About a year ago Apple pre-announced a product that is now called the Apple TV. It simply provides an interface through your TV to the media that exists on your computer. Movies and music on your computer can be displayed on your TV. Your computer doesn’t need to be hooked up right next to the TV with that adapter that you always lose.
When it was initially announced, I loved the idea of this product. I listen to my music through an Airport Express, which streams music playing in iTunes from my computer to my stereo. I buy my music predominantly through iTunes and the whole system works very well. Extending that metaphor to video is natural. What makes video on the Apple TV better than music is serialised TV shows through the iTunes Store. You buy the whole series and they’re transparently downloaded to your computer the day they’re broadcast on TV.
No hassle with ads or having to schedule TV at an exact time every week. A TiVo does this too (but we can’t get it in Australia) but, crucially, a TiVo can’t record what isn’t shown on TV. This also means back catalogues, currently the domain of DVD sales. Bittorrent will give you all this and more, but it’s illegal and not as easy to use as iTunes. (Remember, I’m talking about the Apple TV as a product to market to people.)
To summarise how the Apple TV fits in with Apple’s product lineup, it’s essentially a ways to consume content from the iTunes Store. If you rip your DVDs onto your computer, that’s fine too but the raison d’etre is to make people buy series and movies through iTunes.
The kicker of all this is that I don’t have an Apple TV. For one reason only: it doesn’t have a composite video output. That’s the yellow cable in the red/yellow/white trio that used to be the standard for most video/audio connections. My TV is pretty damn big and old, and it only supports composite video. So that rules me out from the get go. How many other people are in the same situation? I guess according to Apple’s market research, not that many.

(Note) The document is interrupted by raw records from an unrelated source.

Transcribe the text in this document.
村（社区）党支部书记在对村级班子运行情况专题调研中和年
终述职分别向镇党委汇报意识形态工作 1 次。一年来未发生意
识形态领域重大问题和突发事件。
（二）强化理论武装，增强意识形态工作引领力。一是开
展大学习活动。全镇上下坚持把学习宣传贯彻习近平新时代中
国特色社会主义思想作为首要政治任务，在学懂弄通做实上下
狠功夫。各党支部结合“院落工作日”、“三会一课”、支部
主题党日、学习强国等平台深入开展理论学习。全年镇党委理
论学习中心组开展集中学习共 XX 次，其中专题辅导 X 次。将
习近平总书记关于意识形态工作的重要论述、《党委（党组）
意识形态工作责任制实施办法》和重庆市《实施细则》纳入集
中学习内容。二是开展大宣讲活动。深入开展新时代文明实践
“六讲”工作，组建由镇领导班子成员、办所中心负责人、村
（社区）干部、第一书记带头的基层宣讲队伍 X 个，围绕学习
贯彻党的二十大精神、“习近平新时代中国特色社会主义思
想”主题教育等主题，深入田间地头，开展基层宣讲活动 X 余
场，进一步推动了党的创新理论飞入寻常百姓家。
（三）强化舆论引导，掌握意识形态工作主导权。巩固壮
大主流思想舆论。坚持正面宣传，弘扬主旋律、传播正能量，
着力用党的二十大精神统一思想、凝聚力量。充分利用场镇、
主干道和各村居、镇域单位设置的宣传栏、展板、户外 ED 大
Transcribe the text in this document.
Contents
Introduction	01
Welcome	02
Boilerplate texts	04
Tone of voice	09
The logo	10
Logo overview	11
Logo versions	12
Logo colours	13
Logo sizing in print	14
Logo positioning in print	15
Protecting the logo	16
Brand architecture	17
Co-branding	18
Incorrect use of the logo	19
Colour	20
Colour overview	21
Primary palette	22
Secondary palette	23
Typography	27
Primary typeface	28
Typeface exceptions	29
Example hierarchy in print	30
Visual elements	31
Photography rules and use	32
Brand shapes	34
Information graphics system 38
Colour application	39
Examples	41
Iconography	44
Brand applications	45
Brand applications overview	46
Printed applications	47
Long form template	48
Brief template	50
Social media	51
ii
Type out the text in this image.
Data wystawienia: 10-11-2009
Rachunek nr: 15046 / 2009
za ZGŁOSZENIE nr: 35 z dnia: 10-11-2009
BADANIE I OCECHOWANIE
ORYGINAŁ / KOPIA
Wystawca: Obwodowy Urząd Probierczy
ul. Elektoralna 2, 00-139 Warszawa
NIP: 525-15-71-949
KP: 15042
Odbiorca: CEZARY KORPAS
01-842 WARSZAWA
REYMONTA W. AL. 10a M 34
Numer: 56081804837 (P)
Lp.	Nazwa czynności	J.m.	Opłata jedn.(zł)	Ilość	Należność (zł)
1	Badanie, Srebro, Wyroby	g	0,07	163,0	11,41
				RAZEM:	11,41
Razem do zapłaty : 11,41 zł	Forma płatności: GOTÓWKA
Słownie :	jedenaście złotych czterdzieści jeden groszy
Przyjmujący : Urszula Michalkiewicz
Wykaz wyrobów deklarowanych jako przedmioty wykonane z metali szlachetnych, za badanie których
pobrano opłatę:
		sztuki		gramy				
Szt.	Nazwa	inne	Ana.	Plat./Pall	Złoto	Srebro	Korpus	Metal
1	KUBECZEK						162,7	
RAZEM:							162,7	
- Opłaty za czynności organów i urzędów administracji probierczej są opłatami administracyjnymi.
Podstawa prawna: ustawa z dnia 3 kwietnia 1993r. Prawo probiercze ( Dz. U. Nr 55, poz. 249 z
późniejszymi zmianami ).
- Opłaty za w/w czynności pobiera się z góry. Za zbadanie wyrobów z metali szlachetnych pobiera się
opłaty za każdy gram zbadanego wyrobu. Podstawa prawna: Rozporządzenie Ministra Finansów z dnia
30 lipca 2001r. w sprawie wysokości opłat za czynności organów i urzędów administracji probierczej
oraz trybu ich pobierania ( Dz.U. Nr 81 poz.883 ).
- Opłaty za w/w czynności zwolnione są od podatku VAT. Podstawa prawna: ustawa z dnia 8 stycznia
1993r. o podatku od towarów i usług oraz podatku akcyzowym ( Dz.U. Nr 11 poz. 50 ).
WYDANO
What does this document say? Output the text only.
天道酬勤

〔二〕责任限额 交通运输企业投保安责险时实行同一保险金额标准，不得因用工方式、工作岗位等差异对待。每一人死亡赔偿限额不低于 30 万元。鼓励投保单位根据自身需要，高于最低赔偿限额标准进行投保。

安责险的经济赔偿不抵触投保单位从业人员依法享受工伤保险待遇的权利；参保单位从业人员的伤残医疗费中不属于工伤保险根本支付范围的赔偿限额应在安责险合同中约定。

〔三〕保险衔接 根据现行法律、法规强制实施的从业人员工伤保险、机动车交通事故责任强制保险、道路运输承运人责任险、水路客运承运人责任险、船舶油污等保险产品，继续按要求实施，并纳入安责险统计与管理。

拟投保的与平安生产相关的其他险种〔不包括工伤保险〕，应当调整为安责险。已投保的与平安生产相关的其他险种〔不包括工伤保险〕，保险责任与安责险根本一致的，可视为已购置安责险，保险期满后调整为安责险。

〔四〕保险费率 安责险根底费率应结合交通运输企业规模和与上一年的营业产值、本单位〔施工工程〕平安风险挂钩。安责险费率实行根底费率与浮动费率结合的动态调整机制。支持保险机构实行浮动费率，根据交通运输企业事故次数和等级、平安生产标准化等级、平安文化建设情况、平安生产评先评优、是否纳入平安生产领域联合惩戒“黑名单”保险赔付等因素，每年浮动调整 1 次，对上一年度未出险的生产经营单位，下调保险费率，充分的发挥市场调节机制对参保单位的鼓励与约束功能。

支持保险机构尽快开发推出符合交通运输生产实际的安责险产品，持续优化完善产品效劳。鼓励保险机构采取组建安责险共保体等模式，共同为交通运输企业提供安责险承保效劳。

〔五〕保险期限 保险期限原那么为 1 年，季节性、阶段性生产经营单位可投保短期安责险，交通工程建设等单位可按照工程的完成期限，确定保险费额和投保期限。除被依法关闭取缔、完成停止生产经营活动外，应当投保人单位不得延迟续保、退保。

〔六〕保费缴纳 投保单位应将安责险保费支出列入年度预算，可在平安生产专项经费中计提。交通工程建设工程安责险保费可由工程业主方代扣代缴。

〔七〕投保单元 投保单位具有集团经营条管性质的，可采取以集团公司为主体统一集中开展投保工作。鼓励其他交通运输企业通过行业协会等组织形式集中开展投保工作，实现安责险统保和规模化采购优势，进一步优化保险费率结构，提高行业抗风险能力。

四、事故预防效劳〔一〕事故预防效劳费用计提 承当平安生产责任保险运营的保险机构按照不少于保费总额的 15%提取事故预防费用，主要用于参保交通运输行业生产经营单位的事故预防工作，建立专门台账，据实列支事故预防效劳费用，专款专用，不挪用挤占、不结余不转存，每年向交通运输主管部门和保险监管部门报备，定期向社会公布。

I’ve seen slews of requests for more features for the Apple TV. They’re all pretty similar to the recent article “Apple TV future” at Apple Pulse. Recording and DVD drive, so they say. That’ll make people stand up and buy this thing. Bollocks. I want an Apple TV so I can avoid regular broadcast TV and eventually ditch my DVD collection.
I don’t think something like the Apple TV will be a big seller for a long time. How many Airport Express units were sold on the basis of their wireless music streaming? Over the next five years I think there is a market to be created, however. Don’t forget that the iPod took that long to become a monster, after all.
The Apple TV in conjunction with the iTunes Store is a platform with great potential (either one on their own requires an equivalent to the other). I’d be happy to align my allegiances to any other company that was doing the same sort of thing, too. I’ve got a soft spot for Apple, though, and there’s no other big company that is approaching it like they are (as far as I know). It’s a travesty that many of the content owners aren’t going along for the ride, but I desperately hope that this is just a matter of time.